I met him one stormy night, sitting in a makeshift version of a Milwaukee restaurant—a metal-framed, plastic-wrapped eatery in EAA’s North 40, so named because it is on the northern fringe of the grounds. The night airshow had been canceled due to weather, and I was looking for something to do. The restaurant was five minutes from where I had been assigned, and I still had more than a half hour left on my shift.
I spied Alphonse in the eatery at 9:50 p.m., as an announcement came over the PA speakers to “seek shelter” from the oncoming storm. This was about the time 40 mph winds were whipping the plastic walls. My supervisor arrived soon after.
The eatery manager had kept the place open an hour longer than she had planned. (Wisconsin. Nice.) But now my supervisor and I had to find Alphonse another shelter. We escorted him about 50 yards (in the hammering rain) to a spot under the overhang of the communal showers building frequented by North 40 campers. There we stayed until, after more than an hour of phone calls, a miracle happened, and anyone who has ever been to Oshkosh knows why I call it that: We found a vacant hotel room.
We communicated the good news and specifics to Alphonse through a long-distance phone call to Mexico, where his English-speaking friend translated. We made several such phone calls that night, first to understand Alphonse’s circumstances, later to update him and his friend.
This was my one experience with a lack of language skills at AirVenture. What I saw more often was a lack of common sense. There was the time, while patrolling the flight line, that I had to tell a man to extinguish his cigarette—moments after a fuel truck had filled one of the aerobatic aircraft that taxied in to get gas. On the nights when my assignment was to direct vehicle traffic at the edge of the EAA grounds after the airshow finale and fireworks, I spent as much time directing pedestrians. Using the light saber of traffic cops everywhere—a flashlight with an orange-plastic pointer—I guided them from the middle to the sides of the road and may have kept a few from a too-close encounter with a car. Over the course of the fly-in, I scolded several visitors for brandishing beer cans. One woman turned her can upside down to show me it was empty. I pointed her to the nearby dumpster. (Nobody screws with Security, I thought, as she threw it away.)

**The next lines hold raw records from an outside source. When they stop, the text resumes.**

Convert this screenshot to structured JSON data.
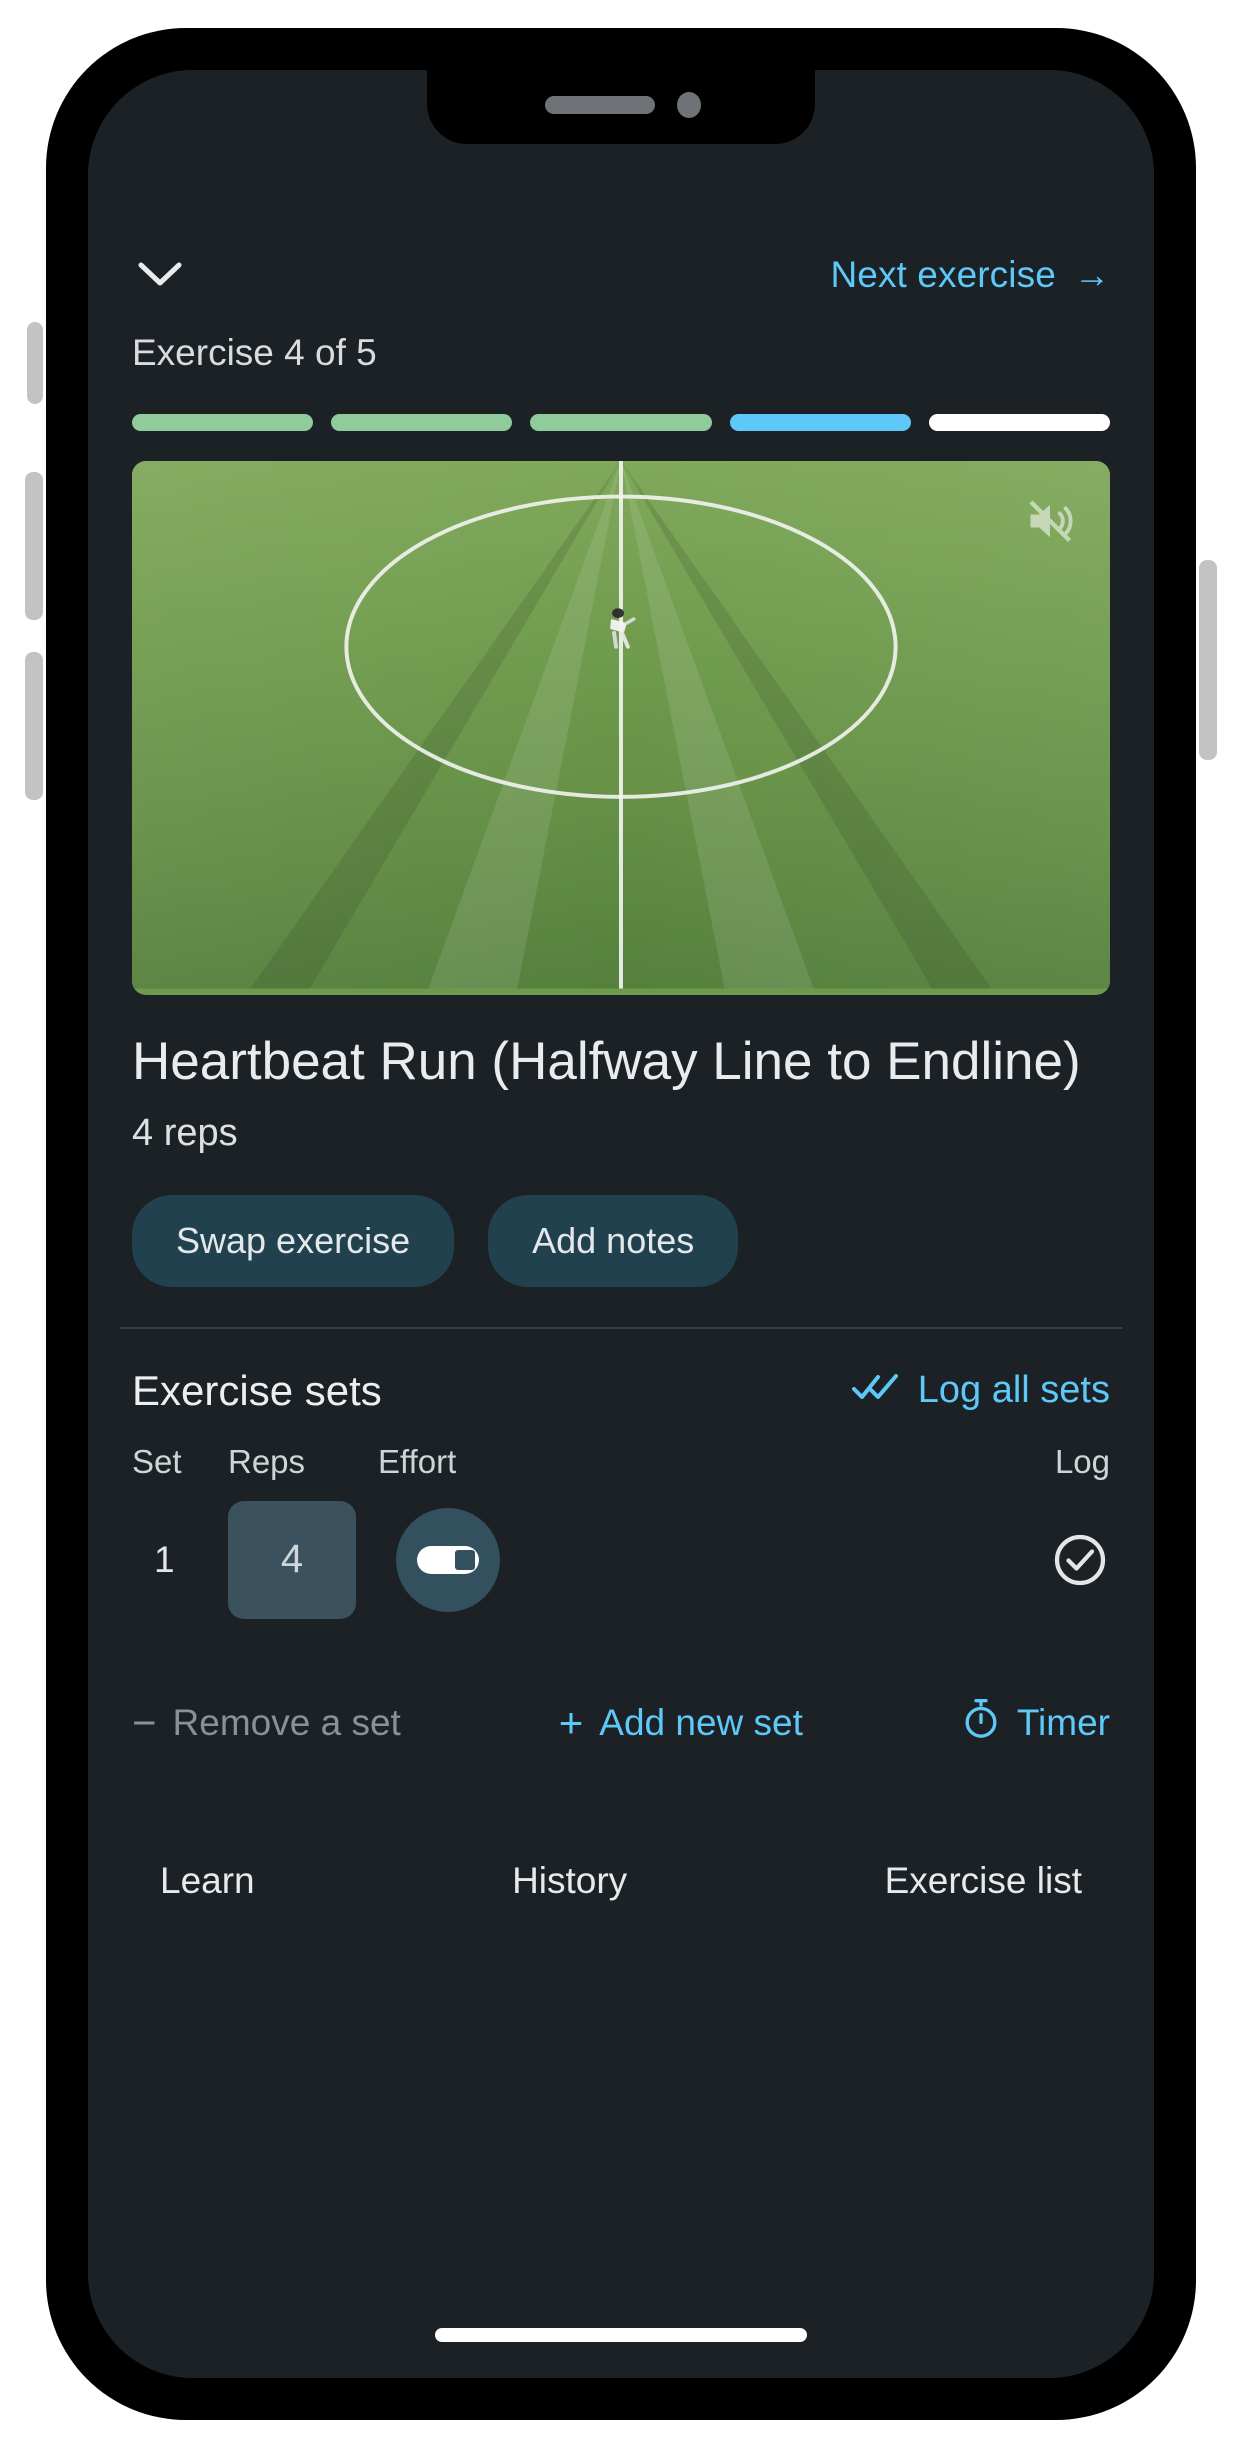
{
  "header": {
    "collapse_icon": "chevron-down-icon",
    "next_exercise_label": "Next exercise",
    "next_arrow": "→",
    "exercise_count": "Exercise 4 of 5"
  },
  "progress": {
    "segments": [
      {
        "state": "done"
      },
      {
        "state": "done"
      },
      {
        "state": "done"
      },
      {
        "state": "current"
      },
      {
        "state": "todo"
      }
    ],
    "colors": {
      "done": "#8fcb9b",
      "current": "#5ec8f8",
      "todo": "#ffffff"
    }
  },
  "video": {
    "mute_icon": "volume-off-icon",
    "alt": "aerial view of soccer pitch halfway line and center circle with player"
  },
  "exercise": {
    "title": "Heartbeat Run (Halfway Line to Endline)",
    "subtitle": "4 reps",
    "actions": [
      {
        "label": "Swap exercise"
      },
      {
        "label": "Add notes"
      }
    ]
  },
  "sets": {
    "section_title": "Exercise sets",
    "log_all_label": "Log all sets",
    "log_all_icon": "double-check-icon",
    "columns": [
      "Set",
      "Reps",
      "Effort",
      "Log"
    ],
    "rows": [
      {
        "set": "1",
        "reps": "4",
        "effort_icon": "slider-icon",
        "log_icon": "check-circle-icon"
      }
    ]
  },
  "set_actions": {
    "remove": {
      "label": "Remove a set",
      "symbol": "−",
      "enabled": false
    },
    "add": {
      "label": "Add new set",
      "symbol": "+",
      "enabled": true
    },
    "timer": {
      "label": "Timer",
      "icon": "stopwatch-icon",
      "enabled": true
    }
  },
  "bottom_nav": [
    {
      "label": "Learn"
    },
    {
      "label": "History"
    },
    {
      "label": "Exercise list"
    }
  ],
  "theme": {
    "background": "#1b2125",
    "accent": "#5ec8f8",
    "pill_background": "#22414f",
    "input_background": "#3b525e"
  }
}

But I couldn’t stay miffed.
I was in the land of the airplane. More than 10,000 of them had come to Wittman Regional Airport and other airports in east-central Wisconsin. The magic of Oshkosh was clear in the early evenings, when pilots and crew spoke with aviation enthusiasts by their aircraft; when thousands cheered the arrival of Vietnam veterans on an American Airlines Yellow Ribbon Honor Flight; when 1,160 homebuilt aircraft, 1,094 vintage airplanes, 377 warbirds, 185 ultralights and light-sport aircraft, 75 seaplanes, 22 rotorcraft, 52 aerobatic aircraft, and 14 hot air balloons took to the sky over the course of the week.
Also I had the satisfaction of helping people. Like the boy, barely in his teens, who on the second-to-last day of the show made a wrong turn on the plaza and lost sight of his guardian. Feeling lost can be scary. But this is Wisconsin! Home of nice people. We soon found the boy’s chaperone, and, after proving his identity, the man and his charge disappeared once more into the crowd.
Another case solved, I relished. And it was time to get back on patrol…back to the people—and the airplanes.